Sem crédito
MAURO VENTURA
Em 1973, a foto de uma menina vietnamita fugindo após a explosão de uma bomba de napalm lançada pelas tropas sul-vietnamitas, apoiadas pelos Estados Unidos, rendeu ao fotógrafo Nick Ut, da agência Associated Press (AP), o prêmio máximo da World Press Photo. Pois 52 anos depois acontece a reviravolta: a maior premiação de fotojornalismo do mundo decidiu suspender oficialmente a atribuição a Ut.
A decisão ocorre após três investigações botarem a autoria de Ut em questão. A primeira dúvida foi levantada pelo documentário “The stringer”, dirigido por Bao Nguyen e exibido no Festival de Sundance em janeiro. O filme, baseado em análises feitas pelo grupo de pesquisa INDEX, sediado em Paris, aponta Nguyễn Thành Nghệ, um motorista vietnamita da NBC, como o verdadeiro autor. Ele teria vendido suas fotos para a AP como freelancer, ou “stringer”, conforme noticiou o Testemunha Ocular na reportagem “Guerra de versões”.
Por sua vez, a AP, que conduziu sua própria investigação interna, informou: “Constatamos que é impossível demonstrar exatamente o que aconteceu naquele dia, na estrada ou no escritório, há mais de 50 anos.” Para a agência, como não há prova definitiva de que Nick Ut não tenha tirado a imagem, a atribuição da autoria a ele deve ser mantida.
Já a World Press Photo, que também fez sua própria averiguação, concluiu que o nível de dúvida é significativo demais para manter a atribuição existente. Em seu relatório, ela cita inclusive um terceiro fotógrafo, além de Ut e Nghê. “As evidências disponíveis apontam para uma forte possibilidade de que Nguyễn Thành Nghệ a tenha tirado, mas também levantam a possibilidade de que Huỳnh Công Phúc pudesse estar em melhor posição para tirar a foto”, disse Joumana El Zein Khoury, diretora executiva do concurso. Mas, na ausência de evidências conclusivas que apontem para Nghê e Phúc, ela também resolveu não dar o crédito a eles.
Joumana explicou que a suspensão permanecerá em vigor, a menos que novas evidências possam confirmar ou refutar claramente a autoria original. Ela disse por que o prêmio decidiu tomar esta posição, passado tanto tempo do fato: “Em uma era marcada por desinformação, polarização, manipulação da mídia e erosão da confiança pública, reexaminar como abordamos a autoria, as evidências e a responsabilidade ética não é apenas relevante, mas essencial.”

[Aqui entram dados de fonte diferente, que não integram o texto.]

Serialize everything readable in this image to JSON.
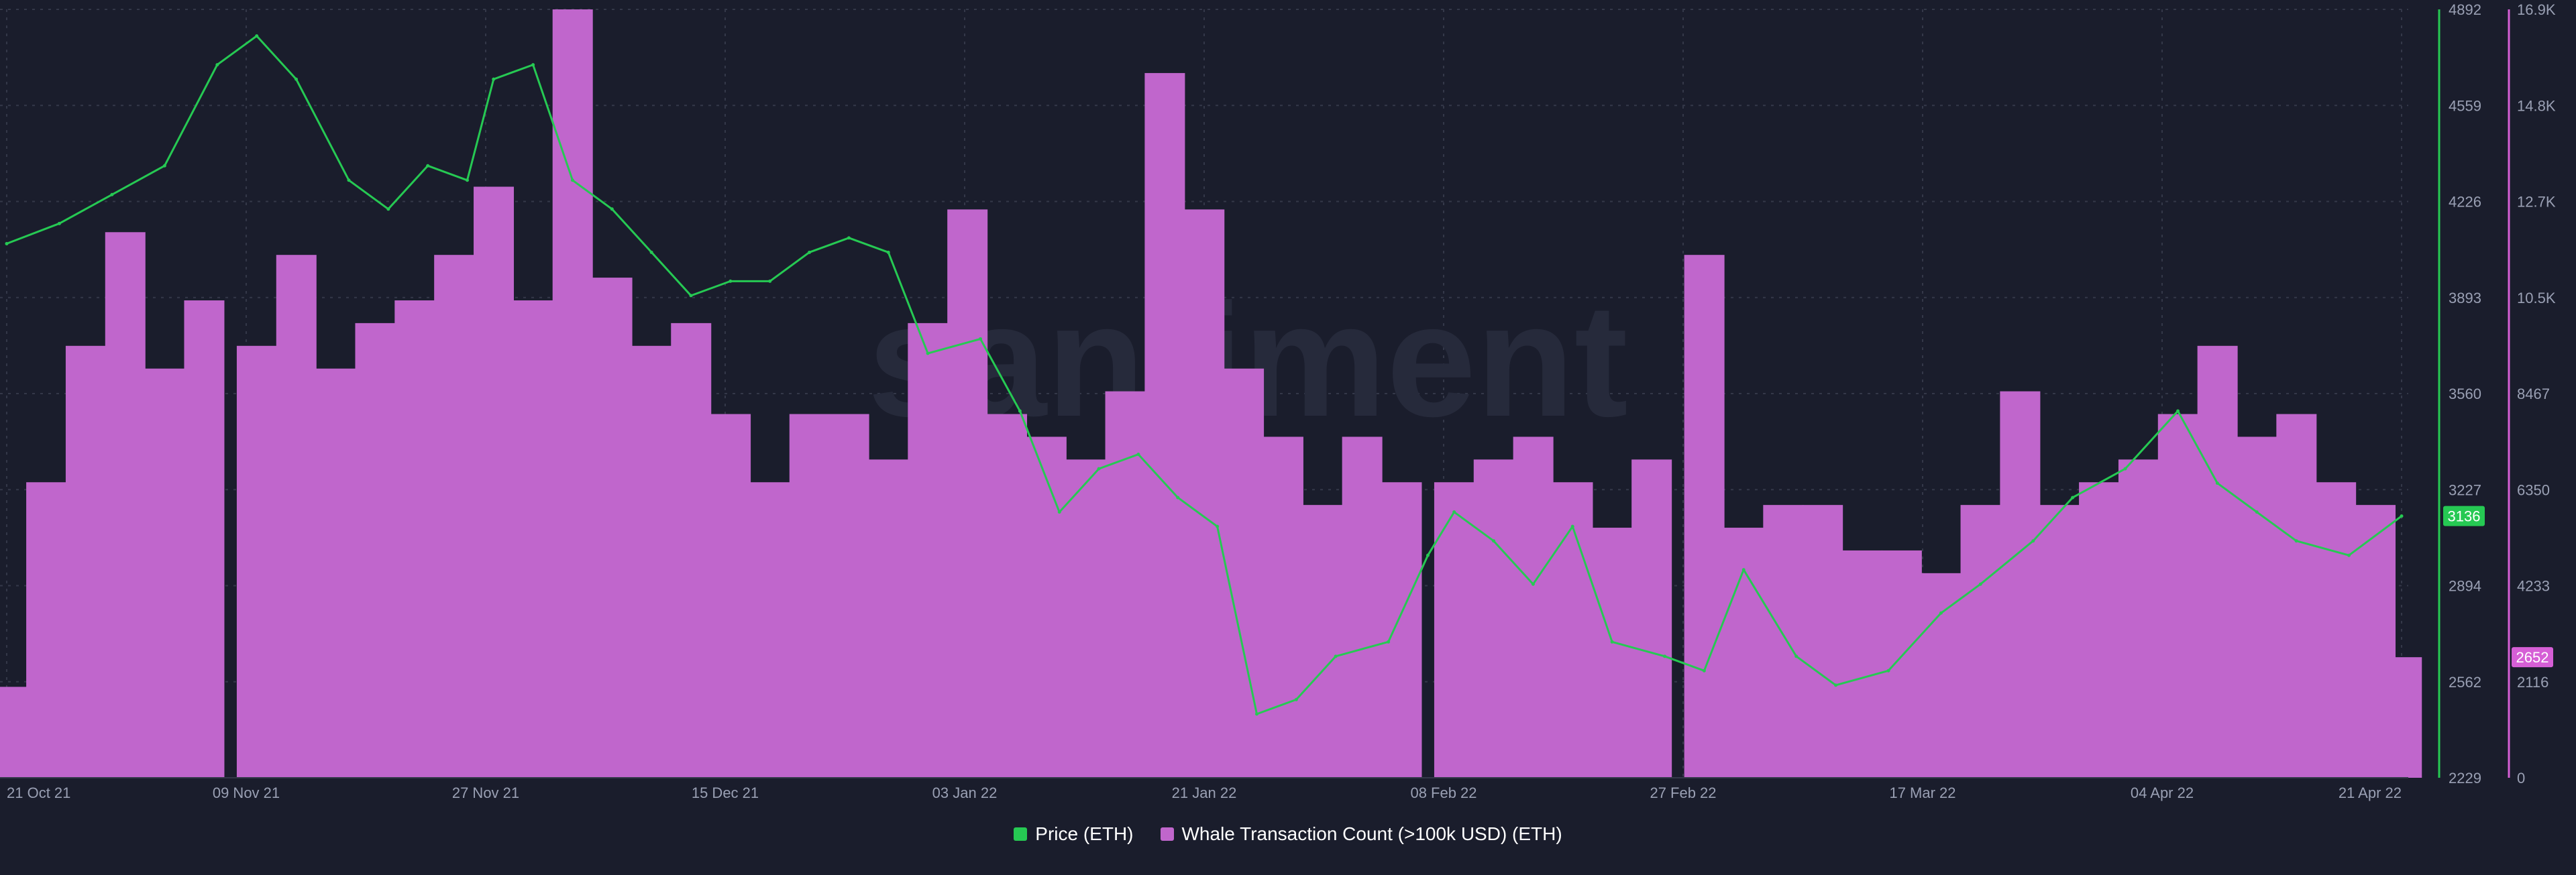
{
  "watermark": "santiment",
  "legend": {
    "price_label": "Price (ETH)",
    "whale_label": "Whale Transaction Count (>100k USD) (ETH)"
  },
  "colors": {
    "background": "#1a1d2c",
    "price": "#26c953",
    "whale": "#b9a0ff",
    "whale_fill": "#c066cc",
    "grid": "#343849",
    "axis_text": "#9aa0b4"
  },
  "chart_data": {
    "type": "line+bar",
    "x_tick_labels": [
      "21 Oct 21",
      "09 Nov 21",
      "27 Nov 21",
      "15 Dec 21",
      "03 Jan 22",
      "21 Jan 22",
      "08 Feb 22",
      "27 Feb 22",
      "17 Mar 22",
      "04 Apr 22",
      "21 Apr 22"
    ],
    "left_axis": {
      "series": "Price (ETH)",
      "ticks": [
        "4892",
        "4559",
        "4226",
        "3893",
        "3560",
        "3227",
        "2894",
        "2562",
        "2229"
      ],
      "ylim": [
        2229,
        4892
      ],
      "current_value_label": "3136"
    },
    "right_axis": {
      "series": "Whale Transaction Count (>100k USD) (ETH)",
      "ticks": [
        "16.9K",
        "14.8K",
        "12.7K",
        "10.5K",
        "8467",
        "6350",
        "4233",
        "2116",
        "0"
      ],
      "ylim": [
        0,
        16900
      ],
      "current_value_label": "2652"
    },
    "series": [
      {
        "name": "Price (ETH)",
        "type": "line",
        "x": [
          "2021-10-21",
          "2021-10-25",
          "2021-10-29",
          "2021-11-02",
          "2021-11-06",
          "2021-11-09",
          "2021-11-12",
          "2021-11-16",
          "2021-11-19",
          "2021-11-22",
          "2021-11-25",
          "2021-11-27",
          "2021-11-30",
          "2021-12-03",
          "2021-12-06",
          "2021-12-09",
          "2021-12-12",
          "2021-12-15",
          "2021-12-18",
          "2021-12-21",
          "2021-12-24",
          "2021-12-27",
          "2021-12-30",
          "2022-01-03",
          "2022-01-06",
          "2022-01-09",
          "2022-01-12",
          "2022-01-15",
          "2022-01-18",
          "2022-01-21",
          "2022-01-24",
          "2022-01-27",
          "2022-01-30",
          "2022-02-03",
          "2022-02-06",
          "2022-02-08",
          "2022-02-11",
          "2022-02-14",
          "2022-02-17",
          "2022-02-20",
          "2022-02-24",
          "2022-02-27",
          "2022-03-02",
          "2022-03-06",
          "2022-03-09",
          "2022-03-13",
          "2022-03-17",
          "2022-03-20",
          "2022-03-24",
          "2022-03-27",
          "2022-03-31",
          "2022-04-04",
          "2022-04-07",
          "2022-04-10",
          "2022-04-13",
          "2022-04-17",
          "2022-04-21"
        ],
        "values": [
          4080,
          4150,
          4250,
          4350,
          4700,
          4800,
          4650,
          4300,
          4200,
          4350,
          4300,
          4650,
          4700,
          4300,
          4200,
          4050,
          3900,
          3950,
          3950,
          4050,
          4100,
          4050,
          3700,
          3750,
          3500,
          3150,
          3300,
          3350,
          3200,
          3100,
          2450,
          2500,
          2650,
          2700,
          3000,
          3150,
          3050,
          2900,
          3100,
          2700,
          2650,
          2600,
          2950,
          2650,
          2550,
          2600,
          2800,
          2900,
          3050,
          3200,
          3300,
          3500,
          3250,
          3150,
          3050,
          3000,
          3136
        ]
      },
      {
        "name": "Whale Transaction Count (>100k USD) (ETH)",
        "type": "bar",
        "x": [
          "2021-10-21",
          "2021-10-24",
          "2021-10-27",
          "2021-10-30",
          "2021-11-02",
          "2021-11-05",
          "2021-11-09",
          "2021-11-12",
          "2021-11-15",
          "2021-11-18",
          "2021-11-21",
          "2021-11-24",
          "2021-11-27",
          "2021-11-30",
          "2021-12-03",
          "2021-12-06",
          "2021-12-09",
          "2021-12-12",
          "2021-12-15",
          "2021-12-18",
          "2021-12-21",
          "2021-12-24",
          "2021-12-27",
          "2021-12-30",
          "2022-01-02",
          "2022-01-05",
          "2022-01-08",
          "2022-01-11",
          "2022-01-14",
          "2022-01-17",
          "2022-01-20",
          "2022-01-23",
          "2022-01-26",
          "2022-01-29",
          "2022-02-01",
          "2022-02-04",
          "2022-02-08",
          "2022-02-11",
          "2022-02-14",
          "2022-02-17",
          "2022-02-20",
          "2022-02-23",
          "2022-02-27",
          "2022-03-02",
          "2022-03-05",
          "2022-03-08",
          "2022-03-11",
          "2022-03-14",
          "2022-03-17",
          "2022-03-20",
          "2022-03-23",
          "2022-03-26",
          "2022-03-29",
          "2022-04-01",
          "2022-04-04",
          "2022-04-07",
          "2022-04-10",
          "2022-04-13",
          "2022-04-16",
          "2022-04-19",
          "2022-04-21"
        ],
        "values": [
          2000,
          6500,
          9500,
          12000,
          9000,
          10500,
          9500,
          11500,
          9000,
          10000,
          10500,
          11500,
          13000,
          10500,
          16900,
          11000,
          9500,
          10000,
          8000,
          6500,
          8000,
          8000,
          7000,
          10000,
          12500,
          8000,
          7500,
          7000,
          8500,
          15500,
          12500,
          9000,
          7500,
          6000,
          7500,
          6500,
          6500,
          7000,
          7500,
          6500,
          5500,
          7000,
          11500,
          5500,
          6000,
          6000,
          5000,
          5000,
          4500,
          6000,
          8500,
          6000,
          6500,
          7000,
          8000,
          9500,
          7500,
          8000,
          6500,
          6000,
          2652
        ]
      }
    ],
    "grid": true,
    "legend_position": "bottom-center"
  }
}
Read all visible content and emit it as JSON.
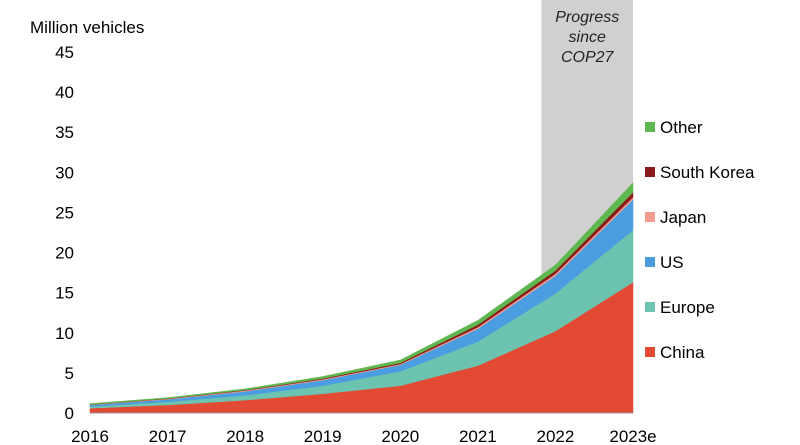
{
  "chart_data": {
    "type": "area",
    "stacked": true,
    "ylabel": "Million vehicles",
    "ylim": [
      0,
      45
    ],
    "yticks": [
      0,
      5,
      10,
      15,
      20,
      25,
      30,
      35,
      40,
      45
    ],
    "categories": [
      "2016",
      "2017",
      "2018",
      "2019",
      "2020",
      "2021",
      "2022",
      "2023e"
    ],
    "highlight": {
      "from": "2022",
      "to": "2023e",
      "label_lines": [
        "Progress",
        "since",
        "COP27"
      ]
    },
    "series": [
      {
        "name": "China",
        "color": "#e34a33",
        "values": [
          0.6,
          1.0,
          1.6,
          2.4,
          3.4,
          5.9,
          10.2,
          16.3
        ]
      },
      {
        "name": "Europe",
        "color": "#6cc3b0",
        "values": [
          0.2,
          0.4,
          0.6,
          1.0,
          1.8,
          3.0,
          4.7,
          6.5
        ]
      },
      {
        "name": "US",
        "color": "#4a9de0",
        "values": [
          0.2,
          0.3,
          0.5,
          0.7,
          0.8,
          1.6,
          2.2,
          3.8
        ]
      },
      {
        "name": "Japan",
        "color": "#f29b8f",
        "values": [
          0.05,
          0.07,
          0.1,
          0.1,
          0.1,
          0.2,
          0.25,
          0.3
        ]
      },
      {
        "name": "South Korea",
        "color": "#8b1a1a",
        "values": [
          0.02,
          0.04,
          0.06,
          0.1,
          0.15,
          0.3,
          0.4,
          0.6
        ]
      },
      {
        "name": "Other",
        "color": "#5fb84f",
        "values": [
          0.1,
          0.1,
          0.15,
          0.25,
          0.35,
          0.55,
          0.7,
          1.2
        ]
      }
    ],
    "legend_order": [
      "Other",
      "South Korea",
      "Japan",
      "US",
      "Europe",
      "China"
    ]
  }
}
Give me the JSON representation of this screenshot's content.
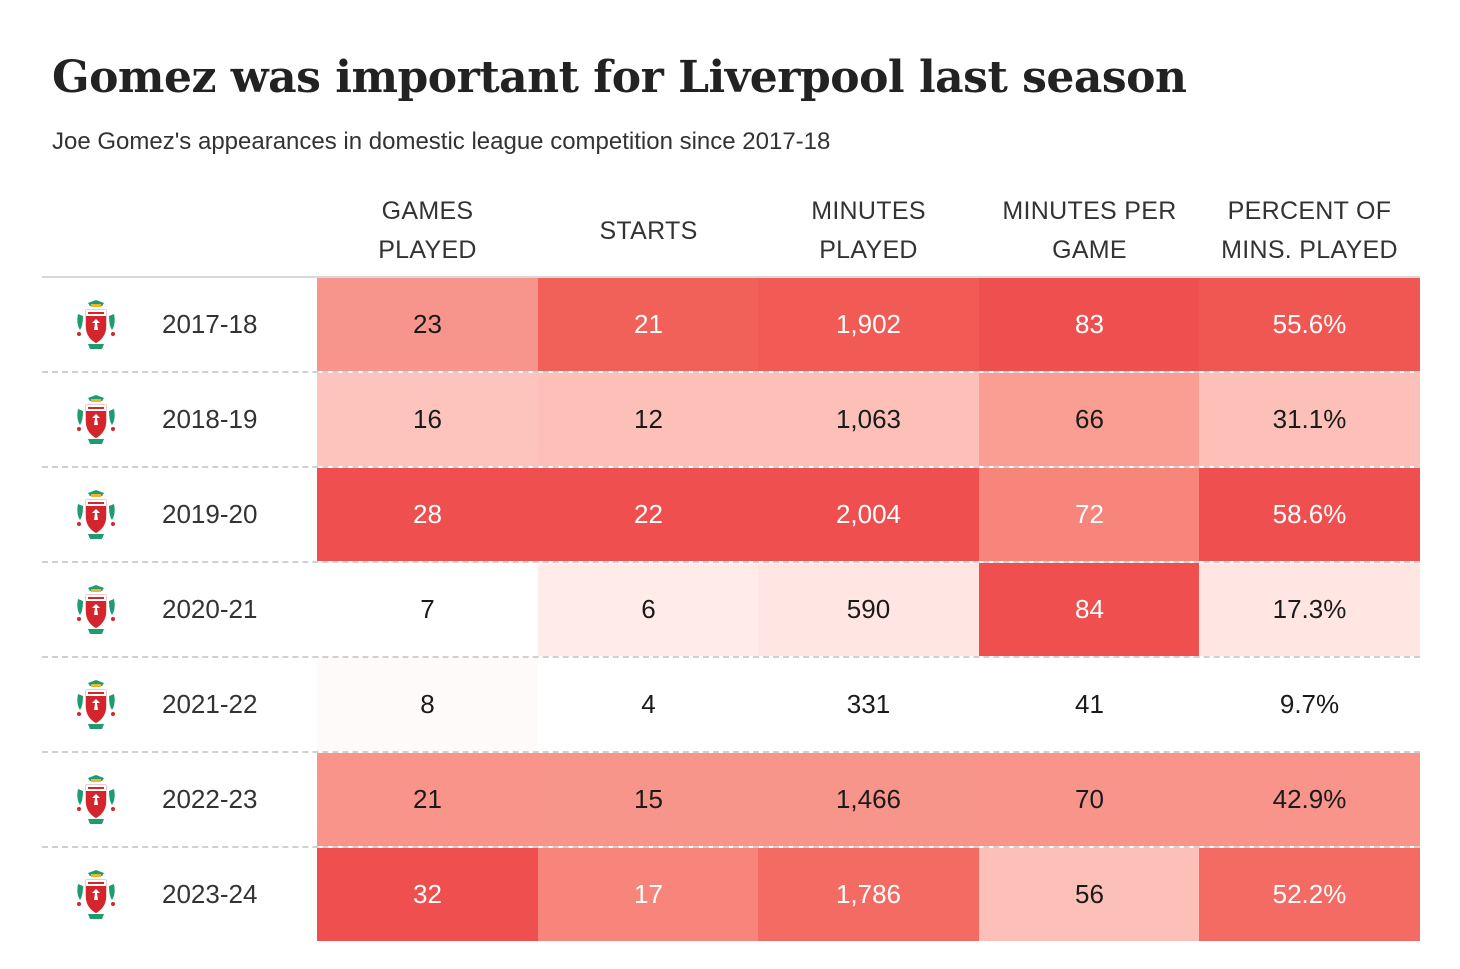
{
  "title": "Gomez was important for Liverpool last season",
  "subtitle": "Joe Gomez's appearances in domestic league competition since 2017-18",
  "chart_data": {
    "type": "table",
    "title": "Gomez was important for Liverpool last season",
    "subtitle": "Joe Gomez's appearances in domestic league competition since 2017-18",
    "columns": [
      "GAMES\nPLAYED",
      "STARTS",
      "MINUTES\nPLAYED",
      "MINUTES PER\nGAME",
      "PERCENT OF\nMINS. PLAYED"
    ],
    "rows": [
      {
        "season": "2017-18",
        "cells": [
          {
            "text": "23",
            "value": 23,
            "color": "#f7948b"
          },
          {
            "text": "21",
            "value": 21,
            "color": "#f2605a"
          },
          {
            "text": "1,902",
            "value": 1902,
            "color": "#f15a55"
          },
          {
            "text": "83",
            "value": 83,
            "color": "#ef4f4f"
          },
          {
            "text": "55.6%",
            "value": 55.6,
            "color": "#f05652"
          }
        ]
      },
      {
        "season": "2018-19",
        "cells": [
          {
            "text": "16",
            "value": 16,
            "color": "#fcc4bd"
          },
          {
            "text": "12",
            "value": 12,
            "color": "#fdc0b9"
          },
          {
            "text": "1,063",
            "value": 1063,
            "color": "#fdc0b9"
          },
          {
            "text": "66",
            "value": 66,
            "color": "#fa9d93"
          },
          {
            "text": "31.1%",
            "value": 31.1,
            "color": "#fdc0b9"
          }
        ]
      },
      {
        "season": "2019-20",
        "cells": [
          {
            "text": "28",
            "value": 28,
            "color": "#ef4f4f"
          },
          {
            "text": "22",
            "value": 22,
            "color": "#ef4f4f"
          },
          {
            "text": "2,004",
            "value": 2004,
            "color": "#ef4f4f"
          },
          {
            "text": "72",
            "value": 72,
            "color": "#f7857c"
          },
          {
            "text": "58.6%",
            "value": 58.6,
            "color": "#ef4f4f"
          }
        ]
      },
      {
        "season": "2020-21",
        "cells": [
          {
            "text": "7",
            "value": 7,
            "color": "#ffffff"
          },
          {
            "text": "6",
            "value": 6,
            "color": "#ffebe8"
          },
          {
            "text": "590",
            "value": 590,
            "color": "#ffe6e2"
          },
          {
            "text": "84",
            "value": 84,
            "color": "#ef4f4f"
          },
          {
            "text": "17.3%",
            "value": 17.3,
            "color": "#ffe6e2"
          }
        ]
      },
      {
        "season": "2021-22",
        "cells": [
          {
            "text": "8",
            "value": 8,
            "color": "#fffafa"
          },
          {
            "text": "4",
            "value": 4,
            "color": "#ffffff"
          },
          {
            "text": "331",
            "value": 331,
            "color": "#ffffff"
          },
          {
            "text": "41",
            "value": 41,
            "color": "#ffffff"
          },
          {
            "text": "9.7%",
            "value": 9.7,
            "color": "#ffffff"
          }
        ]
      },
      {
        "season": "2022-23",
        "cells": [
          {
            "text": "21",
            "value": 21,
            "color": "#f8948a"
          },
          {
            "text": "15",
            "value": 15,
            "color": "#f8958b"
          },
          {
            "text": "1,466",
            "value": 1466,
            "color": "#f8958b"
          },
          {
            "text": "70",
            "value": 70,
            "color": "#f8948a"
          },
          {
            "text": "42.9%",
            "value": 42.9,
            "color": "#f8948a"
          }
        ]
      },
      {
        "season": "2023-24",
        "cells": [
          {
            "text": "32",
            "value": 32,
            "color": "#ef4f4f"
          },
          {
            "text": "17",
            "value": 17,
            "color": "#f7857c"
          },
          {
            "text": "1,786",
            "value": 1786,
            "color": "#f36b63"
          },
          {
            "text": "56",
            "value": 56,
            "color": "#fdc0b9"
          },
          {
            "text": "52.2%",
            "value": 52.2,
            "color": "#f36b63"
          }
        ]
      }
    ]
  },
  "text_colors": {
    "dark": "#1a1a1a",
    "light": "#ffffff"
  },
  "crest_colors": {
    "red": "#d4242c",
    "green": "#1f9c6f",
    "gold": "#e8b830"
  }
}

Joumana frisa que, embora a autoria esteja em questão, “a fotografia em si permanece incontestável”, assim como o prêmio para a imagem, que se tornou uma das mais conhecidas da história: a menina Kim Phuc, de 9 anos, corre nua por uma estrada na vila de Trang Bang, chorando após tirar as roupas queimadas pelo napalm lançado por tropas sul-vietnamitas, apoiadas pelos Estados Unidos. A foto é um símbolo do horror da guerra do Vietnã – e por extensão de todas as guerras.
Intitulada “The terror of war” (“O terror da guerra”), mas conhecida também como “Garota Napalm”, a foto, tirada em 8 de junho de 1972, rendeu a Ut o reconhecimento mundial, além de um prêmio Pulitzer.
Em uma mensagem publicada no Facebook, Ut reiterou que a imagem era de sua autoria. “Eu tirei a foto de Kim Phuc, tirei as outras fotos daquele dia que mostravam a família dela e a devastação que a guerra causou. Ninguém mais tem o direito de afirmar que eu não tirei esta foto específica ou qualquer outra foto atribuída a mim, pois sou o criador de todo o meu trabalho desde o primeiro dia. Minha carreira se estende por mais de 50 anos. Embora eu esteja aposentado da AP, continuo a criar mensagens impactantes para o mundo ver.”